Most normalizer components require a target lexicon. This is basically a list of valid word forms that the normalizers can generate, and is used to restrict the normalizer's output. A target lexicon requires two files to be given in the configuration file, under the section [Lexicon]:

  • fsmfile=<filename> is the name of the lexicon file as a finite-state machine (see below).

  • symfile=<filename> is the name of the symbol table belonging to that finite-state machine.

The command-line tool norma_lexicon can be used to compile or extract these files. If your target lexicon is in a UTF8-encoded text file called words.txt, containing one word per line, the following command generates the files words.fsm and words.sym that can be used with Norma:

norma_lexicon -w words.txt -a words.fsm -l words.sym -c

To perform the operation the other way around (i.e., to get back a list of words in text format from the .fsm and .sym file), simply replace the -c with the -x option.

Normalizer "Mapper"

The mapper normalizer simply stores a list of "mappings" from non-standard to standard word forms. There is only one configuration parameter, under the section [Mapper]:

  • mapfile=<filename> is the name of the file containing the mappings.

Normalizer "RuleBased"

The rule-based normalizer works by using context-aware character rewrite rules. It is described in detail in a paper by Bollmann et al. (2011). It expects one parameter under the section [RuleBased]:

  • rulesfile=<filename> is the name of the file containing the rewrite rules.

Normalizer "WLD"

The WLD normalizer works by computing the weighted Levenshtein distance of a non-standard word to all possible standard-conforming words, and choosing the candidate with the lowest distance. You can specify the following parameters under the section [WLD]:

  • paramfile=<filename> is the parameter file containing the Levenshtein weights.
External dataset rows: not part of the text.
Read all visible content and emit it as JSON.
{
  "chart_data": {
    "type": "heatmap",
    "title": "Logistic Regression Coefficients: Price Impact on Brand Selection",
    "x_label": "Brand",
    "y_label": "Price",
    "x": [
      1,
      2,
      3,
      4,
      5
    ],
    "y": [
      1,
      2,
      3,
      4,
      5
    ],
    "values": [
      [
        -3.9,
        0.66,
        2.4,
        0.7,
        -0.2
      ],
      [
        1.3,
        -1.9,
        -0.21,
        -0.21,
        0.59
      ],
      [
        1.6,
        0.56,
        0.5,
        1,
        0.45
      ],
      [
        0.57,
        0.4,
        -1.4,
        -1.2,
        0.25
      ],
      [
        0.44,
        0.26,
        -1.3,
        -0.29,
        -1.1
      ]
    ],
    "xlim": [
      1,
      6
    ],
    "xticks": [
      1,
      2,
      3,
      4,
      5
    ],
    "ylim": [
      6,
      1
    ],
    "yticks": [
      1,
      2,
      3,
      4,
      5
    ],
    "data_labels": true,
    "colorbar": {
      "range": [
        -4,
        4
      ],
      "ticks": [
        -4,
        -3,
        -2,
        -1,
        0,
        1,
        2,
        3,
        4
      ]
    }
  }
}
  • train_ngrams=<number> specifies how big n-grams generated during training can be. The default is 3, i.e., training will generate Levenshtein weights for character unigrams, bigrams, and trigrams.

  • train_divisor=<number> is a divisor for the weights generated during training. It defaults to 7.

  • max_weight=<number> is the maximum distance between words to consider. By default, it is unlimited, however, we found that memory usage and runtime can get excessively high without setting a limit. As the ideal limit likely depends heavily on the individual datasets, it is unclear what a reasonable default value could be, so this is a configuration option for now. (We currently use 2.5 for our own data.)